И еще, что я помню и уж конечно не забуду, так это кашу. Дед Максим варил ее раза три в год. По каким-то своим военным датам. И на Девятое мая. Особенно отчетливо помню Девятое мая. Помню потому, что еще накануне на избе сельсовета по углам вывешивались знамена, а над входом плакат: «Слава народу-победителю!» В сам праздник, часам к десяти, собирались фронтовики. Блестели ордена, и колокольчиками звенели медали. А вот дед в этот праздник варил кашу. И мы с ним. Нет, солдатского котелка не было, это только в кино бывает. Была обыкновенная алюминиевая кастрюля. И крупу особенную дед не хранил и не покупал, варил из той, какая на данный момент имелась. Наверное, на фронте так и бывало. Перловка — значит, перловую, пшенка — значит, пшенную, но зато настоящую, солдатскую, фронтовую. Каша заправлялась постным маслом. Мы ели, пили квас, вели разговор. Разговаривали больше меж собой. Дед молчал, думал о чем-то своем и поглаживал гладкие бока кружки. А на его пиджаке серебрилась на полосатой колодке звезда. И хотя кроме ордена Славы у деда были и другие награды, и «За отвагу», за города, но прикреплял он почему-то только один этот орден. Видать, самым памятным был. Мы не спрашивали, знали, что бесполезное это дело — спрашивать деда о войне. Когда мы все же осмеливались и просили рассказать о фронте, дед сердился и наговаривал нам обидные слова.
— Шантрапа! — дед не кричал, говорил отрывисто, будто командовал. Глаза становились узкими и злыми.
— Войну им подавай. Век бы ее не помнить, сукины дети, так нет, заноют: «Про войну, про войну». Молокососы! Нечему тут радоваться, в рассказах. А то ведь расскажу — год спать не будете. Шантрапа! Кровь им подавай. Интересно, как человек человека убивает, понимаешь!
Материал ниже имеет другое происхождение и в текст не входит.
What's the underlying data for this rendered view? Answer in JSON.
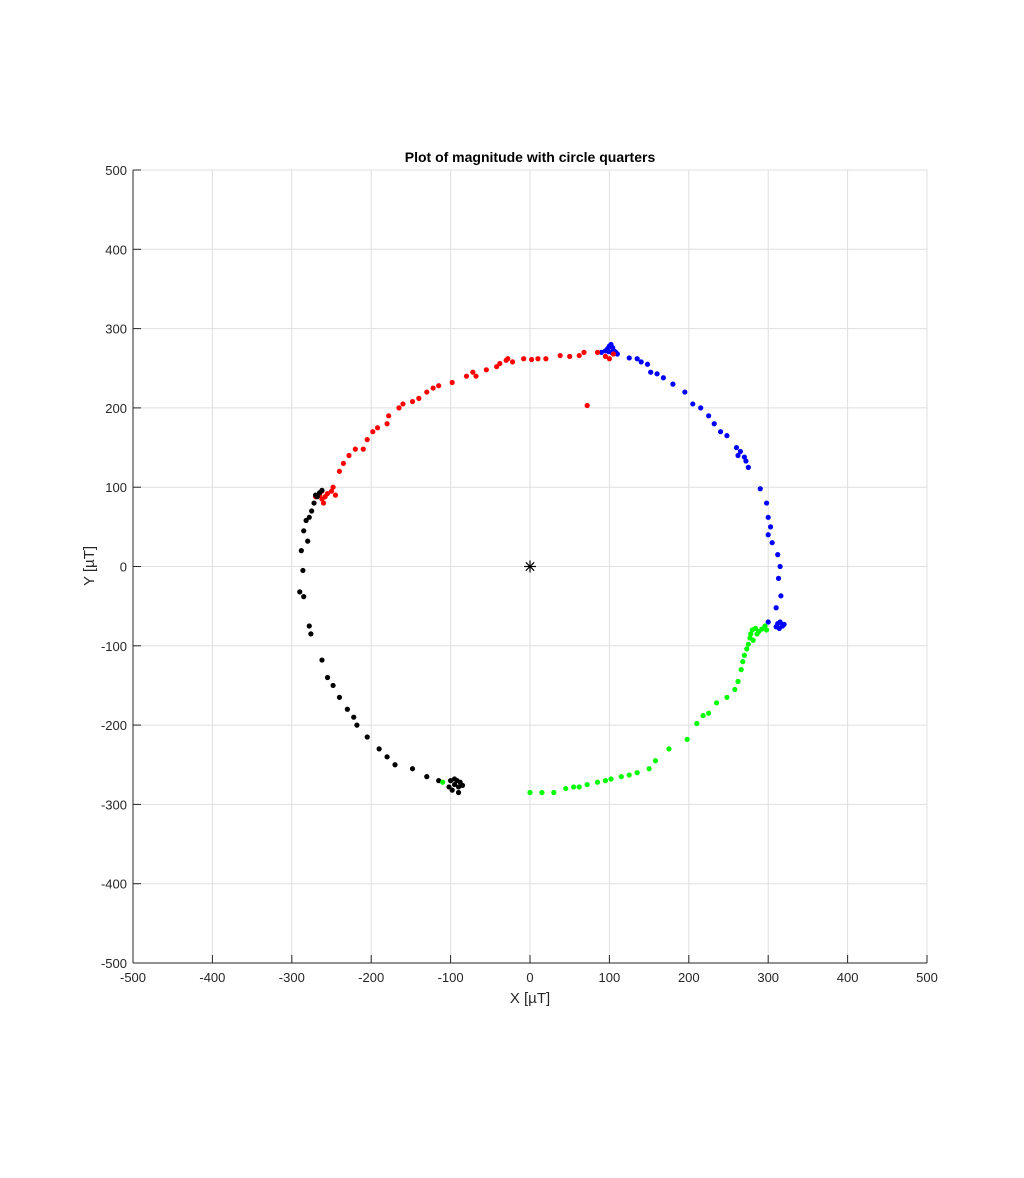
{
  "chart_data": {
    "type": "scatter",
    "title": "Plot of magnitude with circle quarters",
    "xlabel": "X [µT]",
    "ylabel": "Y [µT]",
    "xlim": [
      -500,
      500
    ],
    "ylim": [
      -500,
      500
    ],
    "xticks": [
      -500,
      -400,
      -300,
      -200,
      -100,
      0,
      100,
      200,
      300,
      400,
      500
    ],
    "yticks": [
      -500,
      -400,
      -300,
      -200,
      -100,
      0,
      100,
      200,
      300,
      400,
      500
    ],
    "grid": true,
    "colors": {
      "q1": "#0000ff",
      "q2": "#ff0000",
      "q3": "#000000",
      "q4": "#00ff00",
      "center": "#000000",
      "grid": "#dfdfdf",
      "axis": "#262626"
    },
    "center_marker": {
      "x": 0,
      "y": 0,
      "symbol": "asterisk"
    },
    "series": [
      {
        "color_key": "q1",
        "points": [
          [
            90,
            270
          ],
          [
            95,
            272
          ],
          [
            98,
            275
          ],
          [
            100,
            278
          ],
          [
            102,
            280
          ],
          [
            104,
            276
          ],
          [
            106,
            272
          ],
          [
            103,
            270
          ],
          [
            99,
            271
          ],
          [
            108,
            270
          ],
          [
            110,
            268
          ],
          [
            125,
            263
          ],
          [
            135,
            262
          ],
          [
            140,
            258
          ],
          [
            148,
            255
          ],
          [
            152,
            245
          ],
          [
            160,
            243
          ],
          [
            168,
            238
          ],
          [
            180,
            230
          ],
          [
            195,
            220
          ],
          [
            205,
            205
          ],
          [
            215,
            200
          ],
          [
            225,
            190
          ],
          [
            232,
            180
          ],
          [
            240,
            170
          ],
          [
            248,
            165
          ],
          [
            260,
            150
          ],
          [
            262,
            140
          ],
          [
            265,
            145
          ],
          [
            270,
            138
          ],
          [
            272,
            133
          ],
          [
            275,
            125
          ],
          [
            290,
            98
          ],
          [
            298,
            80
          ],
          [
            300,
            62
          ],
          [
            303,
            50
          ],
          [
            300,
            40
          ],
          [
            305,
            30
          ],
          [
            312,
            15
          ],
          [
            315,
            0
          ],
          [
            313,
            -15
          ],
          [
            316,
            -37
          ],
          [
            310,
            -52
          ],
          [
            300,
            -70
          ],
          [
            312,
            -72
          ],
          [
            315,
            -70
          ],
          [
            318,
            -75
          ],
          [
            314,
            -78
          ],
          [
            310,
            -76
          ],
          [
            320,
            -73
          ]
        ]
      },
      {
        "color_key": "q2",
        "points": [
          [
            -265,
            90
          ],
          [
            -262,
            85
          ],
          [
            -258,
            88
          ],
          [
            -255,
            92
          ],
          [
            -260,
            80
          ],
          [
            -250,
            95
          ],
          [
            -248,
            100
          ],
          [
            -245,
            90
          ],
          [
            -262,
            95
          ],
          [
            -270,
            88
          ],
          [
            -240,
            120
          ],
          [
            -235,
            130
          ],
          [
            -228,
            140
          ],
          [
            -220,
            148
          ],
          [
            -210,
            148
          ],
          [
            -205,
            160
          ],
          [
            -198,
            170
          ],
          [
            -192,
            175
          ],
          [
            -180,
            180
          ],
          [
            -178,
            190
          ],
          [
            -165,
            200
          ],
          [
            -160,
            205
          ],
          [
            -148,
            208
          ],
          [
            -140,
            212
          ],
          [
            -130,
            220
          ],
          [
            -122,
            225
          ],
          [
            -115,
            228
          ],
          [
            -98,
            232
          ],
          [
            -80,
            240
          ],
          [
            -72,
            245
          ],
          [
            -68,
            240
          ],
          [
            -55,
            248
          ],
          [
            -42,
            252
          ],
          [
            -38,
            256
          ],
          [
            -30,
            260
          ],
          [
            -28,
            262
          ],
          [
            -22,
            258
          ],
          [
            -8,
            262
          ],
          [
            2,
            261
          ],
          [
            10,
            262
          ],
          [
            20,
            262
          ],
          [
            38,
            266
          ],
          [
            50,
            265
          ],
          [
            62,
            266
          ],
          [
            68,
            270
          ],
          [
            72,
            203
          ],
          [
            85,
            270
          ],
          [
            95,
            265
          ],
          [
            100,
            262
          ],
          [
            105,
            268
          ]
        ]
      },
      {
        "color_key": "q3",
        "points": [
          [
            -270,
            90
          ],
          [
            -265,
            93
          ],
          [
            -262,
            96
          ],
          [
            -268,
            88
          ],
          [
            -272,
            80
          ],
          [
            -275,
            70
          ],
          [
            -278,
            62
          ],
          [
            -282,
            58
          ],
          [
            -285,
            45
          ],
          [
            -280,
            32
          ],
          [
            -288,
            20
          ],
          [
            -286,
            -5
          ],
          [
            -290,
            -32
          ],
          [
            -285,
            -38
          ],
          [
            -278,
            -75
          ],
          [
            -276,
            -85
          ],
          [
            -262,
            -118
          ],
          [
            -255,
            -140
          ],
          [
            -248,
            -150
          ],
          [
            -240,
            -165
          ],
          [
            -230,
            -180
          ],
          [
            -222,
            -190
          ],
          [
            -218,
            -200
          ],
          [
            -205,
            -215
          ],
          [
            -190,
            -230
          ],
          [
            -180,
            -240
          ],
          [
            -170,
            -250
          ],
          [
            -148,
            -255
          ],
          [
            -130,
            -265
          ],
          [
            -115,
            -270
          ],
          [
            -100,
            -270
          ],
          [
            -95,
            -275
          ],
          [
            -90,
            -278
          ],
          [
            -98,
            -282
          ],
          [
            -92,
            -270
          ],
          [
            -88,
            -272
          ],
          [
            -85,
            -276
          ],
          [
            -102,
            -278
          ],
          [
            -95,
            -268
          ],
          [
            -90,
            -285
          ]
        ]
      },
      {
        "color_key": "q4",
        "points": [
          [
            -110,
            -272
          ],
          [
            0,
            -285
          ],
          [
            15,
            -285
          ],
          [
            30,
            -285
          ],
          [
            45,
            -280
          ],
          [
            55,
            -278
          ],
          [
            62,
            -278
          ],
          [
            72,
            -275
          ],
          [
            85,
            -272
          ],
          [
            95,
            -270
          ],
          [
            102,
            -268
          ],
          [
            115,
            -265
          ],
          [
            125,
            -263
          ],
          [
            135,
            -260
          ],
          [
            150,
            -255
          ],
          [
            158,
            -245
          ],
          [
            175,
            -230
          ],
          [
            198,
            -218
          ],
          [
            210,
            -198
          ],
          [
            218,
            -188
          ],
          [
            225,
            -185
          ],
          [
            235,
            -172
          ],
          [
            248,
            -165
          ],
          [
            258,
            -155
          ],
          [
            262,
            -145
          ],
          [
            266,
            -130
          ],
          [
            268,
            -120
          ],
          [
            270,
            -112
          ],
          [
            273,
            -104
          ],
          [
            275,
            -98
          ],
          [
            277,
            -90
          ],
          [
            278,
            -85
          ],
          [
            280,
            -80
          ],
          [
            284,
            -78
          ],
          [
            288,
            -82
          ],
          [
            292,
            -79
          ],
          [
            296,
            -75
          ],
          [
            298,
            -80
          ],
          [
            286,
            -85
          ],
          [
            281,
            -93
          ]
        ]
      }
    ]
  }
}
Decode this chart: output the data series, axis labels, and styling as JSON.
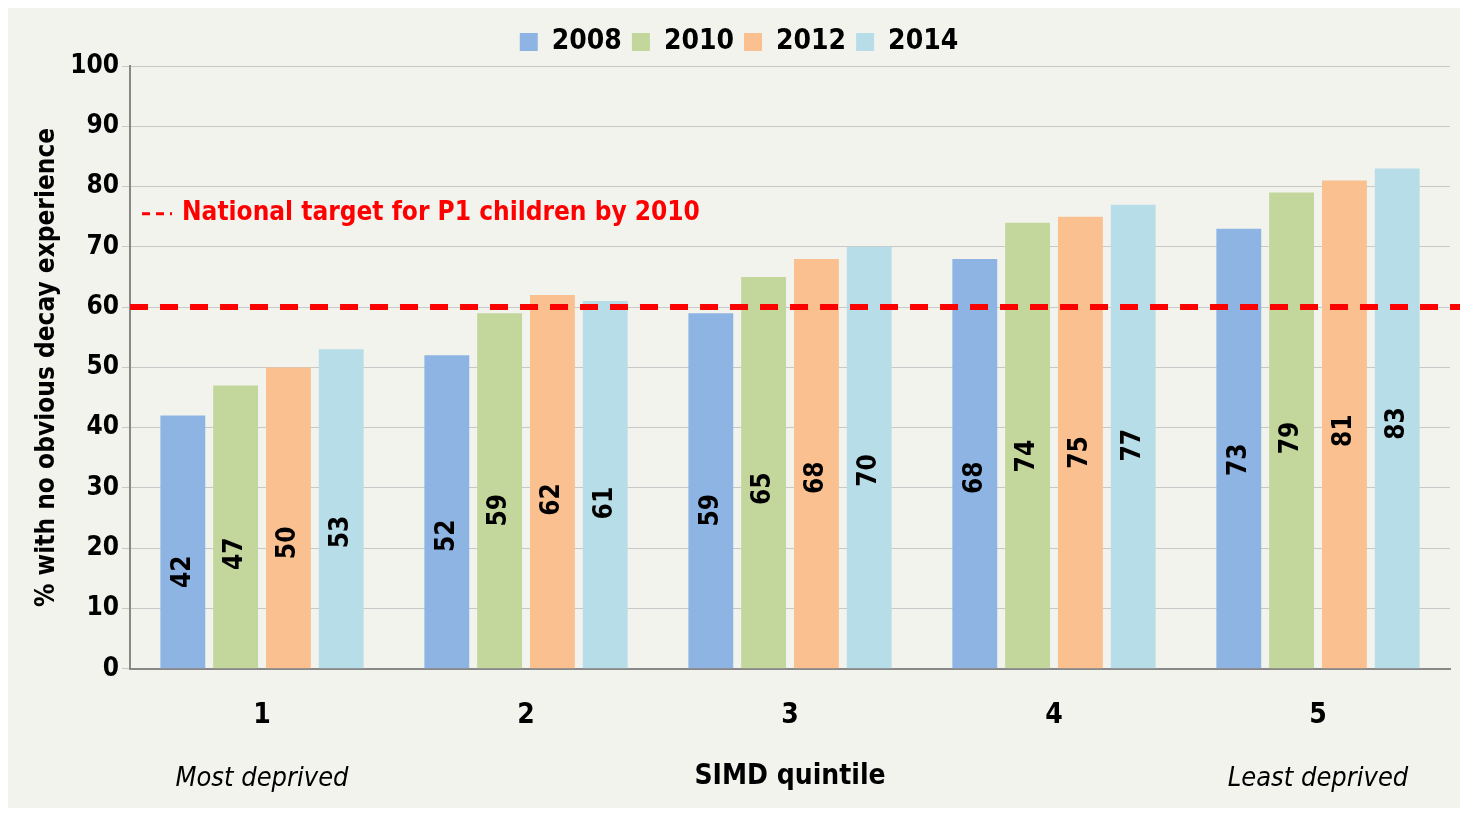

При этом он так раскуривал свою самокрутку, что самосад в ней трещал и искрил, словно полешки в печке. Докуривал и мирно уже говорил:
— Вы на старика не обижайтесь. Историю лучше учите. Там все написано. А война — это страшно. Дико даже. Ну ее. Вот так. Я, например, до сих пор спать не могу. Страшная это вещь — война.
А после каши дед шел к фронтовикам. И сейчас я нет-нет да и вспомню деда Максима и его кашу. И его страшные неуслышанные рассказы, от которых не спишь. Помню трактор, на котором он работал, тяжелый, с железными колесами «Универсал». Отрывочно помню, а помню.
Память — хорошая штука… Вспоминая, размышляешь, анализируешь, плачешь и улыбаешься…
Как прав Ваш дед Максим:
— Войну им подавай. Век бы ее не помнить… Нечему тут радоваться, в рассказах. А то ведь расскажу — год спать не будете… Кровь им подавай. Интересно, как человек человека убивает…
А вот ведь в моем детстве ветераны ходили в школу на классные часы рассказывать. И рассказы были такие «героические», и не страшно совсем, а завидно… Рассказывали бы правду, глядишь, не рвались бы мы так в Афганистан…
Спасибо за рассказ.
С уважением,
Е.Н.
Дорогая Елена! Спасибо за рецензию. Это мое детство. А жизнь — наша общая. Российская.